Reputation: 563
So I am trying to scrape an Ubereats page. The url is:
https://www.ubereats.com/ann-arbor/food-delivery/chipotle-mexican-grill-3354-washtenaw-ave-ste-a/zbEbQIdWT2-n6iTWqjz55Q
So i am using the requests library. I know the page exists because I can visit the link. But the script returns a 404 error. Solutions online say we should include headers, I have to no avail either.
Here is my code:
from bs4 import BeautifulSoup
import requests
headers = {'User-Agent': 'Mozilla/5.0 (Macintosh; Intel Mac OS X 10.13; rv:63.0) Gecko/20100101 Firefox/63.0'}
page = requests.get('https://www.ubereats.com/ann-arbor/food-delivery/chipotle-mexican-grill-3354-washtenaw-ave-ste-a/zbEbQIdWT2-n6iTWqjz55Q', headers=headers )
print(page.content)
What am i missing or doing wrong?
Upvotes: 1
Views: 585
Reputation: 142641
Real web browser sends many different values in headers - not only User-Agent
.
Many servers check only User-Agent
to send correct HTML for desktop or mobile device. But some servers may check other headers.

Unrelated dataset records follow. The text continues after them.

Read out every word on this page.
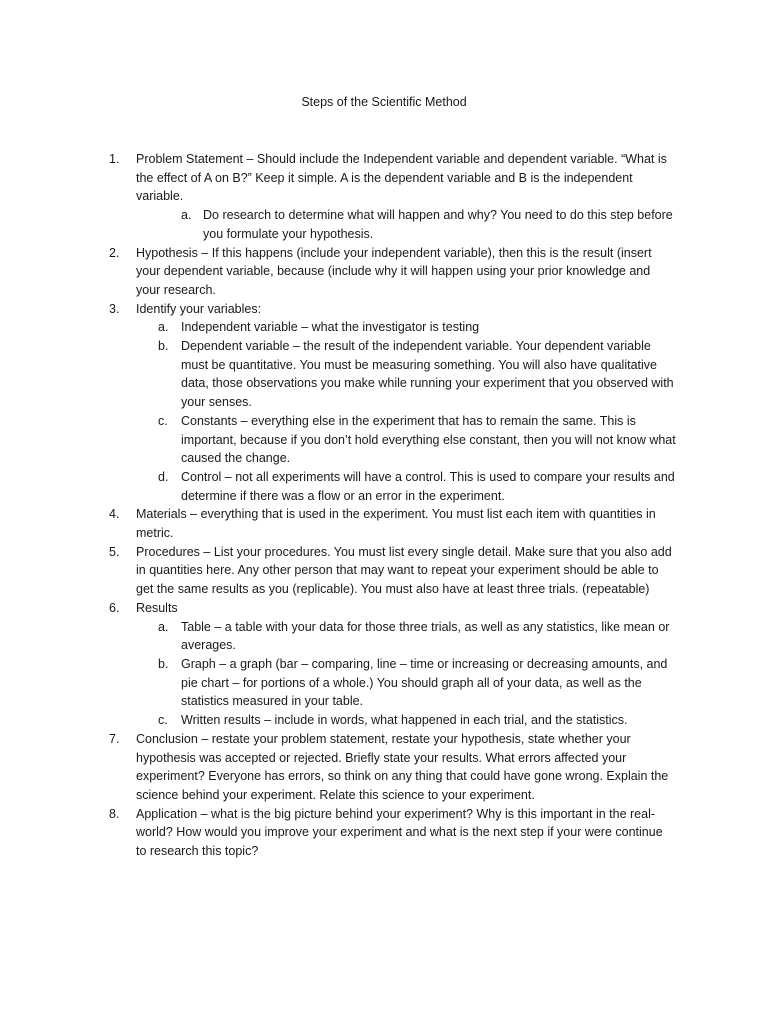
Steps of the Scientific Method
1. Problem Statement – Should include the Independent variable and dependent variable. “What is the effect of A on B?” Keep it simple. A is the dependent variable and B is the independent variable.
a. Do research to determine what will happen and why? You need to do this step before you formulate your hypothesis.
2. Hypothesis – If this happens (include your independent variable), then this is the result (insert your dependent variable, because (include why it will happen using your prior knowledge and your research.
3. Identify your variables:
a. Independent variable – what the investigator is testing
b. Dependent variable – the result of the independent variable. Your dependent variable must be quantitative. You must be measuring something. You will also have qualitative data, those observations you make while running your experiment that you observed with your senses.
c. Constants – everything else in the experiment that has to remain the same. This is important, because if you don’t hold everything else constant, then you will not know what caused the change.
d. Control – not all experiments will have a control. This is used to compare your results and determine if there was a flow or an error in the experiment.
4. Materials – everything that is used in the experiment. You must list each item with quantities in metric.
5. Procedures – List your procedures. You must list every single detail. Make sure that you also add in quantities here. Any other person that may want to repeat your experiment should be able to get the same results as you (replicable). You must also have at least three trials. (repeatable)
6. Results
a. Table – a table with your data for those three trials, as well as any statistics, like mean or averages.
b. Graph – a graph (bar – comparing, line – time or increasing or decreasing amounts, and pie chart – for portions of a whole.) You should graph all of your data, as well as the statistics measured in your table.
c. Written results – include in words, what happened in each trial, and the statistics.
7. Conclusion – restate your problem statement, restate your hypothesis, state whether your hypothesis was accepted or rejected. Briefly state your results. What errors affected your experiment? Everyone has errors, so think on any thing that could have gone wrong. Explain the science behind your experiment. Relate this science to your experiment.
8. Application – what is the big picture behind your experiment? Why is this important in the real-world? How would you improve your experiment and what is the next step if your were continue to research this topic?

This page needs header Accept
but code work even without User-Agent
import requests
headers = {
# 'User-Agent': 'Mozilla/5.0',
"Accept": "text/html,application/xhtml+xml,application/xml;q=0.9,image/webp,*/*;q=0.8",
# "Accept-Encoding": "gzip, deflate, br"
# "Accept-Language": "en-US;q=0.7,en;q=0.3"
# ... other headers ...
}
url = 'https://www.ubereats.com/ann-arbor/food-delivery/chipotle-mexican-grill-3354-washtenaw-ave-ste-a/zbEbQIdWT2-n6iTWqjz55Q'
page = requests.get(url, headers=headers)
print(page.status_code)
print(page.text)
#print(page.content)
You can use DevTools
in Firefox/Chrome (tab Network
) to see all reaquests from browser to server and all headers/data send to server. And then you can copy headers and test in your code.
Upvotes: 3